Survey: Companies Upbeat About 2nd Quarter Profits

Washington, DC, July 7--A higher percentage of U.S. companies saw profit margins widen last quarter, making businesses ``upbeat'' about the rest of the year, according to a survey by the National Association for Business Economics. Forty-one percent of the 104 companies responding said they plan to increase hiring in the next six months, up from 34 percent in April, the quarterly survey found. In addition, 61 percent expect to boost capital spending during the next year, up from 53 percent in the previous survey released in April. ``It doesn't look like we're at a point where we have to worry about anything that might derail the economic recovery,'' said Duncan Meldrum, chief economist of Air Products & Chemicals Inc. in Allentown, Pennsylvania, and president of the economics group that conducted the survey.
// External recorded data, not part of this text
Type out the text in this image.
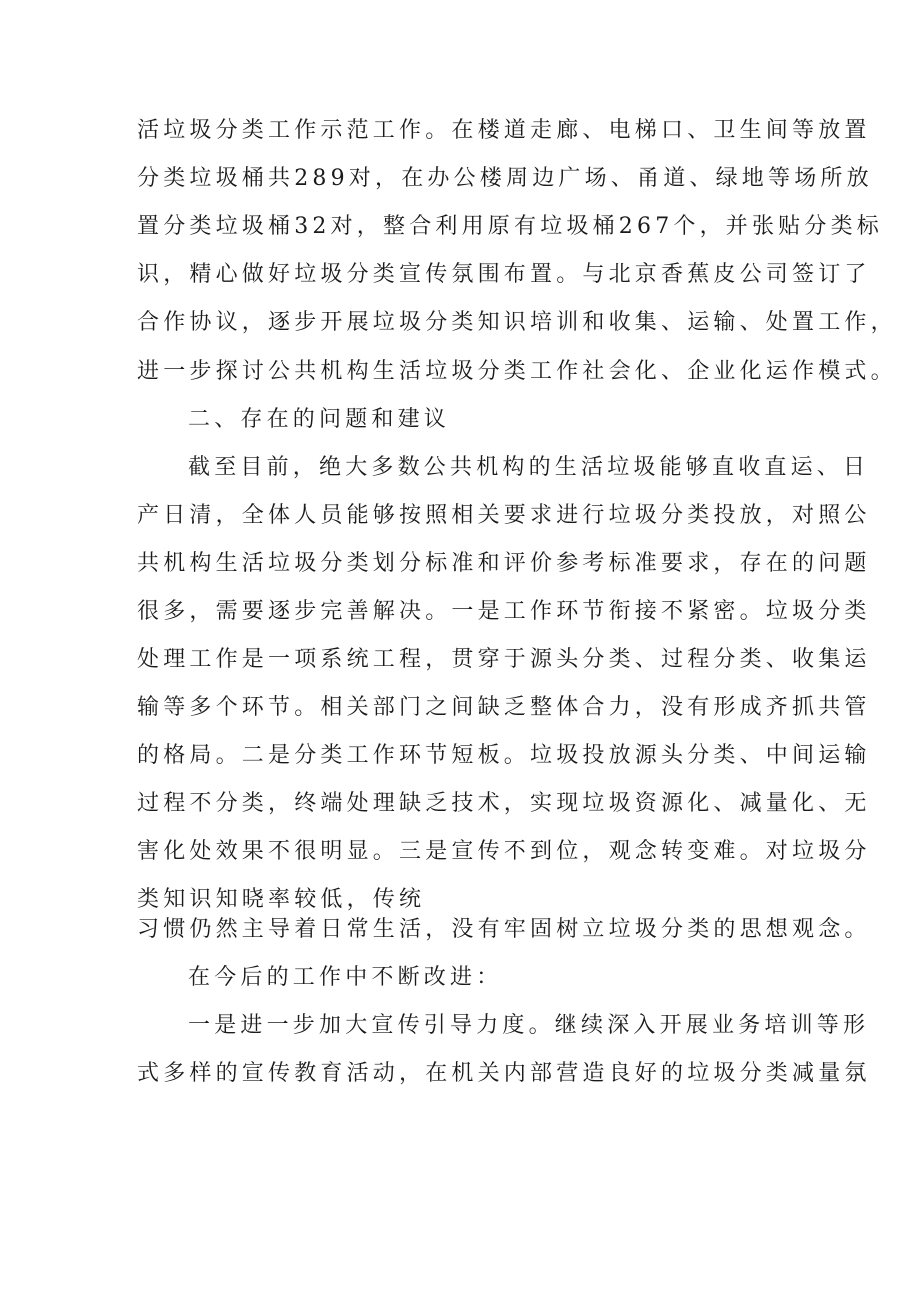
活垃圾分类工作示范工作。在楼道走廊、电梯口、卫生间等放置
分类垃圾桶共289对，在办公楼周边广场、甬道、绿地等场所放
置分类垃圾桶32对，整合利用原有垃圾桶267个，并张贴分类标
识，精心做好垃圾分类宣传氛围布置。与北京香蕉皮公司签订了
合作协议，逐步开展垃圾分类知识培训和收集、运输、处置工作，
进一步探讨公共机构生活垃圾分类工作社会化、企业化运作模式。
二、存在的问题和建议
截至目前，绝大多数公共机构的生活垃圾能够直收直运、日
产日清，全体人员能够按照相关要求进行垃圾分类投放，对照公
共机构生活垃圾分类划分标准和评价参考标准要求，存在的问题
很多，需要逐步完善解决。一是工作环节衔接不紧密。垃圾分类
处理工作是一项系统工程，贯穿于源头分类、过程分类、收集运
输等多个环节。相关部门之间缺乏整体合力，没有形成齐抓共管
的格局。二是分类工作环节短板。垃圾投放源头分类、中间运输
过程不分类，终端处理缺乏技术，实现垃圾资源化、减量化、无
害化处效果不很明显。三是宣传不到位，观念转变难。对垃圾分
类知识知晓率较低，传统
习惯仍然主导着日常生活，没有牢固树立垃圾分类的思想观念。
在今后的工作中不断改进：
一是进一步加大宣传引导力度。继续深入开展业务培训等形
式多样的宣传教育活动，在机关内部营造良好的垃圾分类减量氛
More than a third of companies in the survey, 37 percent, said profit margins widened in the second quarter, the highest percentage since the fourth quarter of 1987. Productivity gains helped companies counter higher material costs. Profits at companies in the Standard & Poor's 500 Index probably rose an average 19 percent last quarter, Thomson Financial estimated. The survey ``shows a modestly more upbeat view'' of the year, the association said. Forty-three percent said they were more optimistic about the rest of 2004 than they were three months ago, 54 percent had not changed their economic outlooks, and 3 percent are more pessimistic. The results ``suggest any apparent weakness in the monthly data for retail sales and jobs is probably temporary,'' Meldrum said. More than half of the officials responding to the survey anticipate material costs will rise over the next three months, the association said. Companies are coping with escalating costs by simply absorbing them into their bottom lines, raising prices to consumers, or searching for alternatives such as contracting out jobs, said James Meil, chief economist at Eaton Corp. in Cleveland, who helped analyze the survey results. ``Inflation is a concern,'' Meil said. ``What comes across pretty clearly in the survey is the substantial difference from the beginning of the year in the way inflation is weaving its way through businesses.'' The U.S. economy is forecast to expand at a rate of about 4 percent through year's end, NABE said. Some companies are expanding to meet the demand.